Duncan has fought to make it more difficult for people of color to vote. In North Carolina v. N.C. State Conf. of NAACP, 137 S. Ct. 1399 (2017), he (along with fellow Trump judicial nominee Thomas Farr) unsuccessfully petitioned the Supreme Court to uphold a law that attacked the voting rights of communities of color, and that the Fourth Circuit said had been enacted with discriminatory intent, “target[ing] African Americans with almost surgical precision[.]” North Carolina State Conf. of NAACP v. McCrory, 831 F.3d 204, 214 (2016). Similarly, Duncan defended a controversial voter photo ID law in an amicus brief supporting the state of Texas in Abbott v. Veasey, 137 S. Ct. 612 (2017).

Duncan has taken a hardline stance against immigrants. Duncan filed an amicus brief against President Obama’s Executive Order that established the Deferred Action for Parents of Americans and Lawful Permanent Residents (DAPA) program. In his brief, Duncan challenged the naturalization of undocumented immigrants on the basis that it threatens public safety by arguing that “[m]any violent criminals would likely be eligible to receive deferred action under DAPA’s inadequate standards.” This line of reasoning reinforces troubling stereotypes and misconceptions about immigrants.

Duncan has opposed criminal justice reform. For example, Duncan challenged the retroactive application of the Supreme Court’s decision in Miller v. Alabama, 132 S. Ct. 2455 (2012), which held that mandatory life sentences without the possibility of parole were unconstitutional for juveniles.

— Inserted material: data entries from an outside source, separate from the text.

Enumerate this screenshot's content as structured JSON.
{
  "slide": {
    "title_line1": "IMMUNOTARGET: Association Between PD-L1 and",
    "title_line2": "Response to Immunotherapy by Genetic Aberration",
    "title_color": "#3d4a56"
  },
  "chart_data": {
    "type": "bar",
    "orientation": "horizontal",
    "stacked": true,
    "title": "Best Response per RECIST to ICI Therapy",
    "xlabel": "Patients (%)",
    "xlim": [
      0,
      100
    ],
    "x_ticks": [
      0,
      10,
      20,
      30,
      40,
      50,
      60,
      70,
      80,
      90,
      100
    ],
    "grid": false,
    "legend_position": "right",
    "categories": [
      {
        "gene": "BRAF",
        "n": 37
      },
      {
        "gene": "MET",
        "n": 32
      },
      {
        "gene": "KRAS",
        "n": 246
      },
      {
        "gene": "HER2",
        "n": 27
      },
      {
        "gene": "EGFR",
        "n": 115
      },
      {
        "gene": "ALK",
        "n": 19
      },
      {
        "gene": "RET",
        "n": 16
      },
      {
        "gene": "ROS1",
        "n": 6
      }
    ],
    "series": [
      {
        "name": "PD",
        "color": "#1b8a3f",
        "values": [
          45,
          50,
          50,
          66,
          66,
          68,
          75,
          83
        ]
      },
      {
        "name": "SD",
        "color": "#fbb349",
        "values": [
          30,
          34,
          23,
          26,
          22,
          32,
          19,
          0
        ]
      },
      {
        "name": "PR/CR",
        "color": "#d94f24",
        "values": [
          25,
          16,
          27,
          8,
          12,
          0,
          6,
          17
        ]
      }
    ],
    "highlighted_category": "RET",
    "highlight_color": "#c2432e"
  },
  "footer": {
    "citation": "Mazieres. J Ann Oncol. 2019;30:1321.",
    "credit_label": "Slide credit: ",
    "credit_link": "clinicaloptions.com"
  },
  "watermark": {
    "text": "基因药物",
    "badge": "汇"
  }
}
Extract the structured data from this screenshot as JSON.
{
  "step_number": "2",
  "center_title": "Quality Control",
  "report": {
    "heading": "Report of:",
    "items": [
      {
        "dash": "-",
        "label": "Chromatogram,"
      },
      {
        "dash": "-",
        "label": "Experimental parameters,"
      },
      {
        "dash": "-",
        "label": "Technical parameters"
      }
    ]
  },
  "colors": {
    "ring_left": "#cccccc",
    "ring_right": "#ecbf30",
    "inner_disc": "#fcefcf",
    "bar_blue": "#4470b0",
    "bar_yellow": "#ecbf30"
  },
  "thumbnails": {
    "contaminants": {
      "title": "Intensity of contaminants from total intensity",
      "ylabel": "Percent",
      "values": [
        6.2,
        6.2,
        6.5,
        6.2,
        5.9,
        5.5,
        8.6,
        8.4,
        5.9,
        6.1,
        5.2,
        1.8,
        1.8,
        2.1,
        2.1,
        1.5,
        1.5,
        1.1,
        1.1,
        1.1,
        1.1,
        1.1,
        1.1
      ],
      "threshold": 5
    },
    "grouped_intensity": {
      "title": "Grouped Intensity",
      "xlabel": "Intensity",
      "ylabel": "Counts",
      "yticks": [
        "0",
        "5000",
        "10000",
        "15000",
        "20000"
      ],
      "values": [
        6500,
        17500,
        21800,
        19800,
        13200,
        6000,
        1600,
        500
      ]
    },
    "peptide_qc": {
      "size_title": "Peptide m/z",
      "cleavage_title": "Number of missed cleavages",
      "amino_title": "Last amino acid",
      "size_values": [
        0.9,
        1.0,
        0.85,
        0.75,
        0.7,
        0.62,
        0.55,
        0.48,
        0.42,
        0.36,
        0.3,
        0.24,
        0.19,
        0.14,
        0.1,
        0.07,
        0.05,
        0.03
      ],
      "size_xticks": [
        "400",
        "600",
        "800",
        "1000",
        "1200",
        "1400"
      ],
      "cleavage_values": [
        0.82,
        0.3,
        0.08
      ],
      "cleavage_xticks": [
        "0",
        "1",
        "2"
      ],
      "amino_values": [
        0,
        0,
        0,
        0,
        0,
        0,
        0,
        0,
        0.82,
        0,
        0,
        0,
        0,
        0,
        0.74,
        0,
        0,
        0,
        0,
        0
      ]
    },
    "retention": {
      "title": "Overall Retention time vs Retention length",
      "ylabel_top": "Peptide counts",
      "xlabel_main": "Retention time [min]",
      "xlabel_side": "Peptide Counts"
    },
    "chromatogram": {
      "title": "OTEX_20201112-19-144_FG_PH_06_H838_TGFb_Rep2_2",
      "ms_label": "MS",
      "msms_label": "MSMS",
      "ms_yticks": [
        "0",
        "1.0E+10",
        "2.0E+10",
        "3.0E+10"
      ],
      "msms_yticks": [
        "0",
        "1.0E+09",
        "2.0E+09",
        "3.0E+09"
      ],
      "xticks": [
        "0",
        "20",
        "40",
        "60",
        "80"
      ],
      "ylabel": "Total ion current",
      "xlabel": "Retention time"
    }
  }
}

Duncan has made it clear he will not respect legal precedent. Federal judicial nominees often stand before the Senate Judiciary Committee and pledge that they will follow judicial precedent. Duncan, by his own admissions, has indicated he will not respect precedent when he disagrees with the outcome of a case. After the Obergefell decision upheld the right to same-sex marriage, Duncan questioned the legitimacy of the Supreme Court, saying “[the same-sex marriage case] raises a question about the legitimacy of the Court.” He similarly disparaged the legitimacy of the Ninth Circuit before the court heard a case that required pharmacies to provide contraceptive drugs. And when asked at a Federalist Society event about the Affordable Care Act’s contraceptive mandate, Duncan commented that he was “very friendly philosophically to making arguments” not to follow precedent.